Kilmar Abrego Garcia, a Salvadoran migrant who was at the heart of a major deportation legal battle, pleaded not guilty Friday to migrant smuggling charges, and the government was making its case to a Tennessee judge Friday for him to remain in detention while awaiting his trial.
A federal agent laid out details of the government’s case, saying that a confederate of Mr. Abrego Garcia said he made as many as 50 trips a month smuggling people from the border and was paid $1,000 to $1,500 per trip.
In one instance in 2022 — which gave rise to the criminal charges — he was stopped by police in Tennessee with nine people in his vehicle. Body cam footage showed the officers speculating that he was carrying illegal immigrants.
Mr. Abrego Garcia at the time said they had been working on a project in St. Louis and were headed home, but the government says license plate readers show no sign that the vehicle was in St. Louis that year.
The federal agent, according to reporters from The Tennessean who were in the courtroom, said the Department of Homeland Security has found that at least six of the nine people were found to be in the country illegally. Two of the people have been removed from the U.S.
Mr. Abrego Garcia’s public defender lawyers have told the judge the smuggling case he has been charged with isn’t serious enough to earn detention.
“Mr. Abrego Garcia should be released,” the public defender said.
Though Mr. Abrego Garcia stands charged with only one count of migrant smuggling, prosecutors have argued his criminal behavior goes far beyond that.
In a lengthy indictment won from a grand jury, they accuse him of carrying drugs and guns on some smuggling runs and say he carried juvenile migrants on some trips.
In one instance, they say, an informant said Mr. Abrego Garcia solicited nude photos of an underage person.
Federal authorities also say Mr. Abrego Garcia was a member of MS-13 — a claim an immigration judge has also embraced.
Mr. Abrego Garcia, through his lawyers and family, has denied being a member of MS-13, a criminal Salvadoran gang that operates throughout the U.S. and which the Trump administration has named a terrorist organization.
He was deported on March 15 as part of the three controversial planeloads of migrants sent to El Salvador.
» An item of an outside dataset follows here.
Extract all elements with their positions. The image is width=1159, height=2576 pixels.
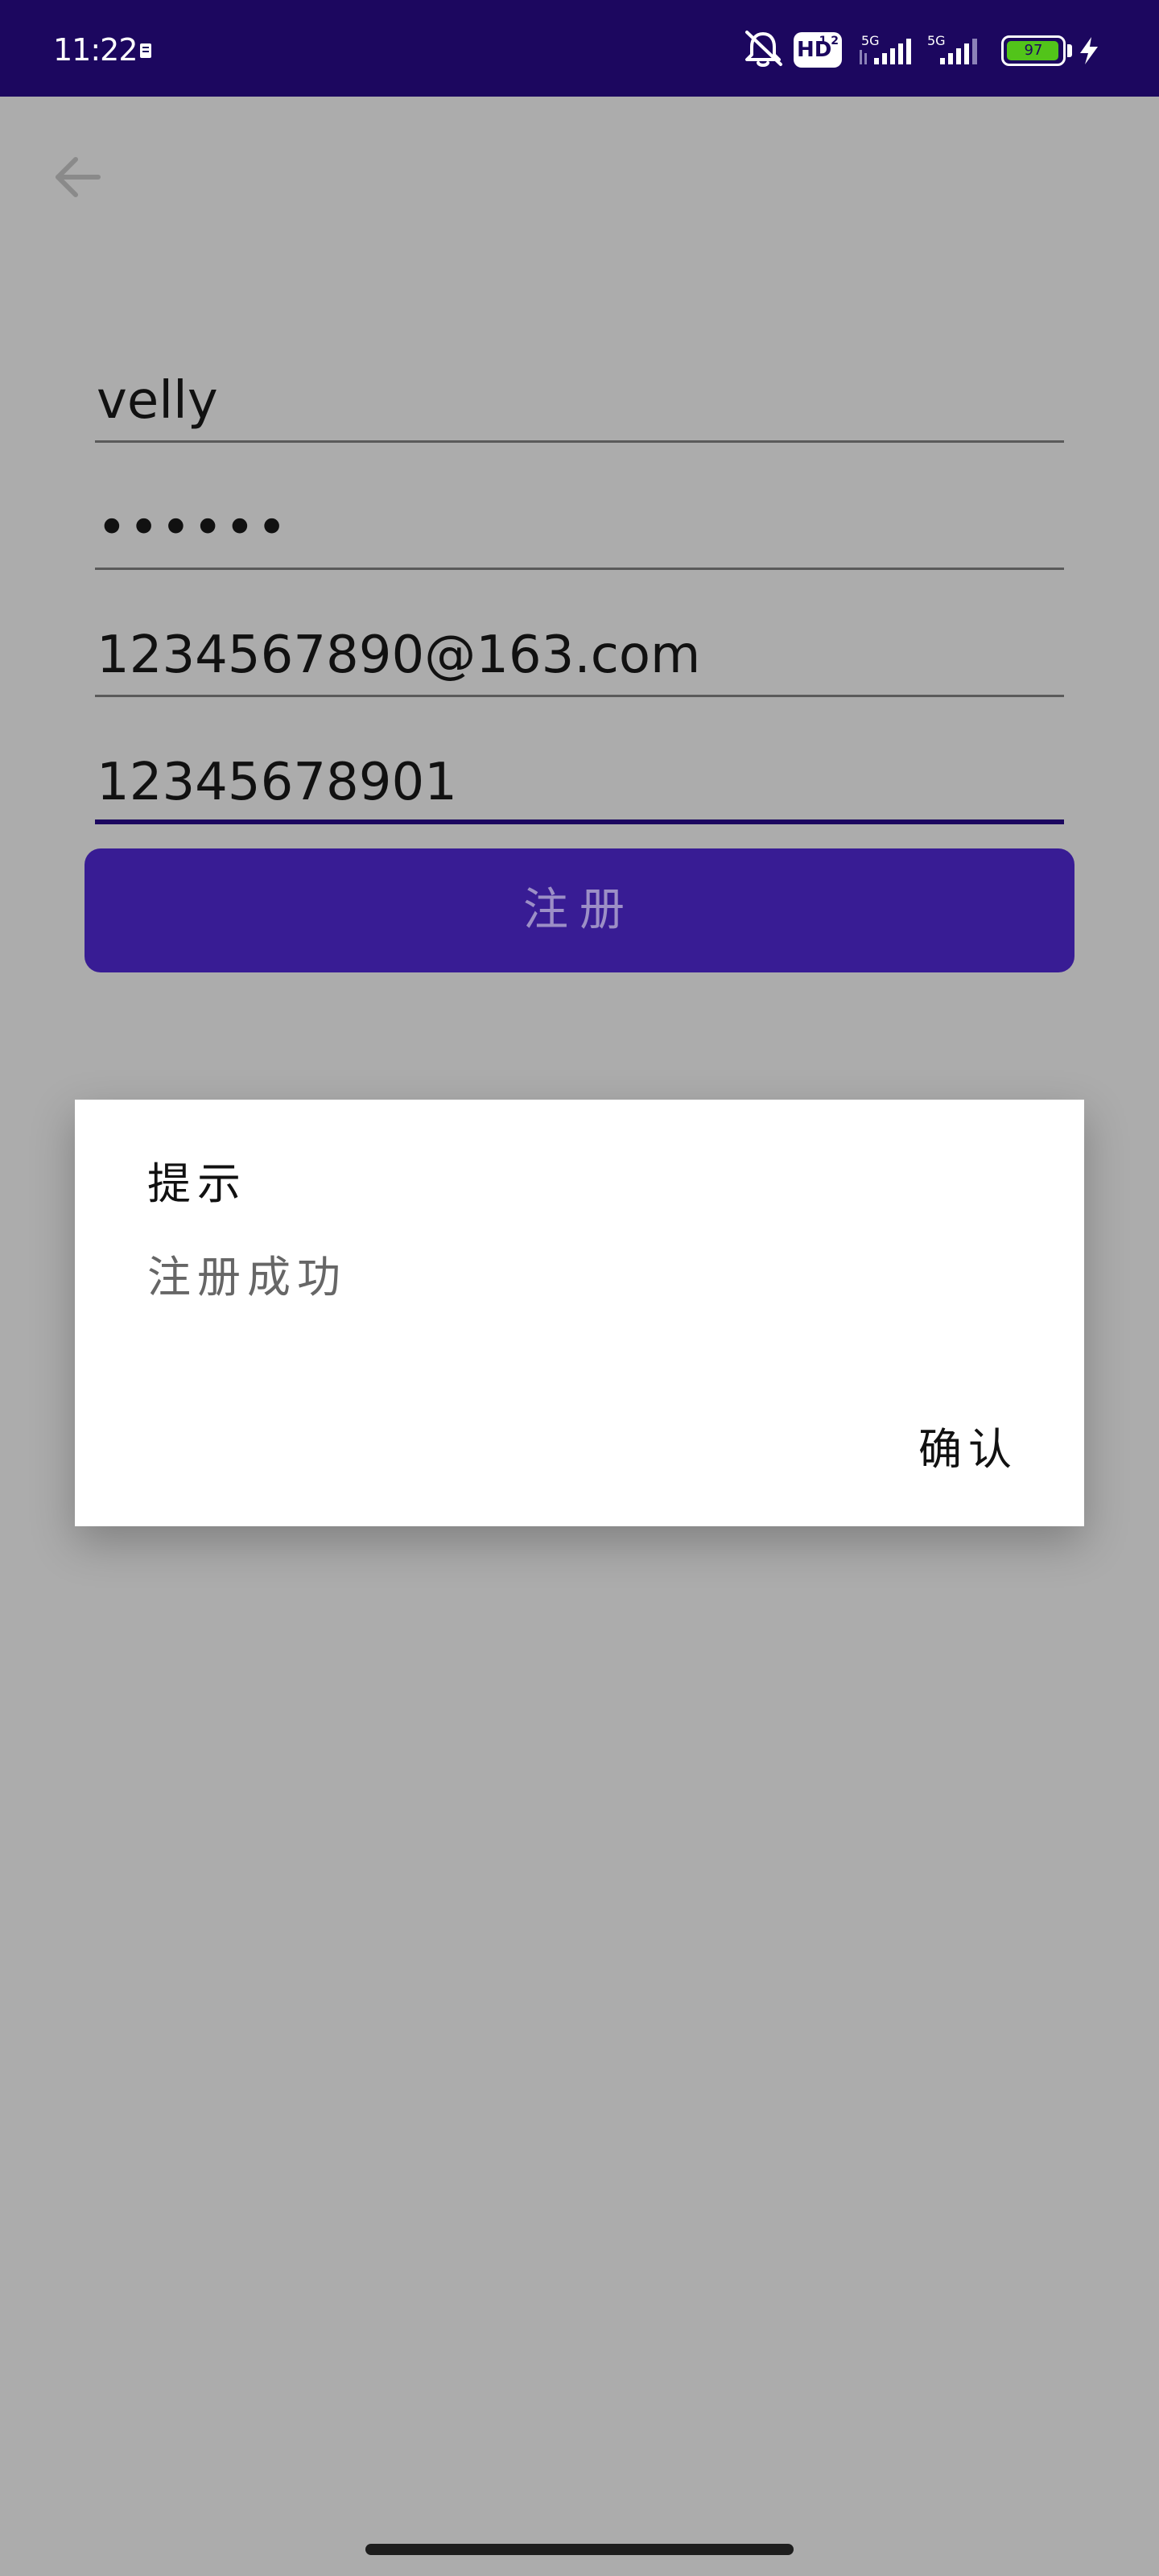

Most of those were Venezuelans deported under the Alien Enemies Act, though several dozen were Salvadorans accused of being MS-13 members.
Even if he wins his case before the Tennessee judge, the government has said it plans to hold him in immigration custody. That’s a different authority than being held in the criminal system, though practically the effect would be the same.
Before the criminal charges, the Trump team had insisted Mr. Abrego Garcia would never set foot in the U.S. again. They were battling Judge Paula Xinis, who sits in a federal court in Maryland and who had ordered the government to try to bring him back.
Now, the government says it has fulfilled her order, even though Mr. Abrego Garcia remains in custody and in a different jurisdiction.
Outside the Tennessee courthouse, Mr. Abrego Garcia’s wife, Jennifer Vasquez Sura, said she had finally been able to speak to her husband, through a video screen, for the first time since his March 12 arrest and subsequent deportation.
She read a message she said Mr. Abrego Garcia had for supporters, in which he didn’t deal with the case against him but repeatedly said he believed God was at work.
“To all the families still fighting to be reunited after a family separation, or if you too are in a detention, Kilmar wants you to have faith. He said, ’These dark times are where we’re facing our tribulations that God has put in our path. But keep praying and keep fighting, that the light will always come soon for all of us, and you too will be able to see your family again.”
For her part, Ms. Vasquez Sura said she was missing Kilmar Jr.’s kindergarten graduation in Maryland to be at her husband’s hearing.
“Our family should never have been in this situation,” she said. “We should be with our children. Me and Kilmar’s mind is here in Tennessee, but my heart is in Maryland with my kids.”
Ms. Vazquez Sura has previously filed for protective orders against her husband over allegations of abusive behavior.